Friday, February 27, 2015

LISC Chicago Business District Leadership Program tackles “Active Listening”

An "Active Listening" exercise during the LISC Chicago
Business District Leadership retreat
Two years of planning is finally realized! The first LISC Chicago Business District Leadership Retreat is well underway. This program is an outgrowth of the Coro Neighborhood Leadership Program in New York – now in its fifth year. These programs are truly groundbreaking - they seek to provide leadership and skills training for a cohort of twenty commercial district practitioners annually. This is not your typical training program folks. These individuals were competitively selected and use the six month training program to hone the skills that they need to make their work productive. Today we are tackling active listening. When our masterful facilitator, Jose Acevedo, asked the co-hort this morning “how many of you depend on people over whom you have no authority to be successful at your job?” every hand shot up. That is inherent in this work. The property owners, the business owners, the political leaders, the community leaders and the funders who are our partners are not staff. They are not people who are paid by us and whose performance review is based on how well they execute exactly what we want.
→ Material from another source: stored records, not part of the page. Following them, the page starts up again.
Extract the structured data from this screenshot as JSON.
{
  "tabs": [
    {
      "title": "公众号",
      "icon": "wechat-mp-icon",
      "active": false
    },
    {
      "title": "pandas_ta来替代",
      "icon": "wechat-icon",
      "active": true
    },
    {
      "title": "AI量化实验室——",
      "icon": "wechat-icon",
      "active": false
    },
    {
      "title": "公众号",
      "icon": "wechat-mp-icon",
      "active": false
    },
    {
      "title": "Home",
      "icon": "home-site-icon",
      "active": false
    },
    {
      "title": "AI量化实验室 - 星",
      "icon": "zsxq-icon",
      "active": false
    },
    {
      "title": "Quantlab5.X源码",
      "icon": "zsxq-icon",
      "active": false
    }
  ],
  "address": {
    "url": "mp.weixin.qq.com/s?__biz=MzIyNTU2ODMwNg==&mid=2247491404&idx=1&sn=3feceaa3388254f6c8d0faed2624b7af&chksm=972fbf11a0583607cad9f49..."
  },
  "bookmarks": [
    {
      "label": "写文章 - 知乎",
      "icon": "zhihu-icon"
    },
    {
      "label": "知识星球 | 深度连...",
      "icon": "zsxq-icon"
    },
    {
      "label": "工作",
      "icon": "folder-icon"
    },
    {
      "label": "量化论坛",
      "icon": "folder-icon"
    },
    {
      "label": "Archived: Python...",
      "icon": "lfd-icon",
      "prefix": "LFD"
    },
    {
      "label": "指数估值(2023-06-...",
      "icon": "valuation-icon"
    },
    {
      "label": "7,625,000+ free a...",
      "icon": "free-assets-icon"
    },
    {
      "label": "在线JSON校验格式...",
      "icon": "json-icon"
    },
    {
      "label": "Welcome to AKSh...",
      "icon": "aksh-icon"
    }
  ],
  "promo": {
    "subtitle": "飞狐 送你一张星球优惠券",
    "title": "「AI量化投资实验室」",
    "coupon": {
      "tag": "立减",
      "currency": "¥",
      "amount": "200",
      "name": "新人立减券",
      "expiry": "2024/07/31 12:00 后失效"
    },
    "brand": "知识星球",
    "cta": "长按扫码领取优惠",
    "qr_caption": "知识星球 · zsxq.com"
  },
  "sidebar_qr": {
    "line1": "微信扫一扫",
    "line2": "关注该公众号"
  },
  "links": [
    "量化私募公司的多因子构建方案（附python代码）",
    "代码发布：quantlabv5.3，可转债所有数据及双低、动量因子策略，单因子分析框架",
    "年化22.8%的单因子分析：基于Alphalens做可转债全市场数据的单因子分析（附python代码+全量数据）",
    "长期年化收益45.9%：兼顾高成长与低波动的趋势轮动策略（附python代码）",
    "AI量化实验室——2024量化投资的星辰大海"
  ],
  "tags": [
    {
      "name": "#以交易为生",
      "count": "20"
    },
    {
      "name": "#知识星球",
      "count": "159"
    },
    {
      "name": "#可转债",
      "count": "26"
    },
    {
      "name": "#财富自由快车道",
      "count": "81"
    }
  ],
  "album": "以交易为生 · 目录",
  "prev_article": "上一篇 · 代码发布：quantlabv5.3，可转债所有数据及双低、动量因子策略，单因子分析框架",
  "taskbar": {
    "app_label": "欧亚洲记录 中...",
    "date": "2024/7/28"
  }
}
How many of you have faced the challenge of a recalcitrant property owner – someone who seems reticent to participate in your commercial revitalization efforts – yet controls a critical and visible property in your district? Or the business owners who bristle at your efforts to improve the district and refuse to engage?

Jose made the powerful point that building relationships with those individuals begin by actively listening to them. But what really is “active listening”? This is the definition we are using here: “ATTENDING carefully to what another person says, means, intends and feels and RESPONDING in a way that lets them know they are heard and understood.” The key here is that active listening requires two steps. First, listening. And next, talking to demonstrate that you have an understanding of what the other person said. That simple, very generous act builds the foundation for a relationship based on mutual understanding.

So go ahead and active listen today!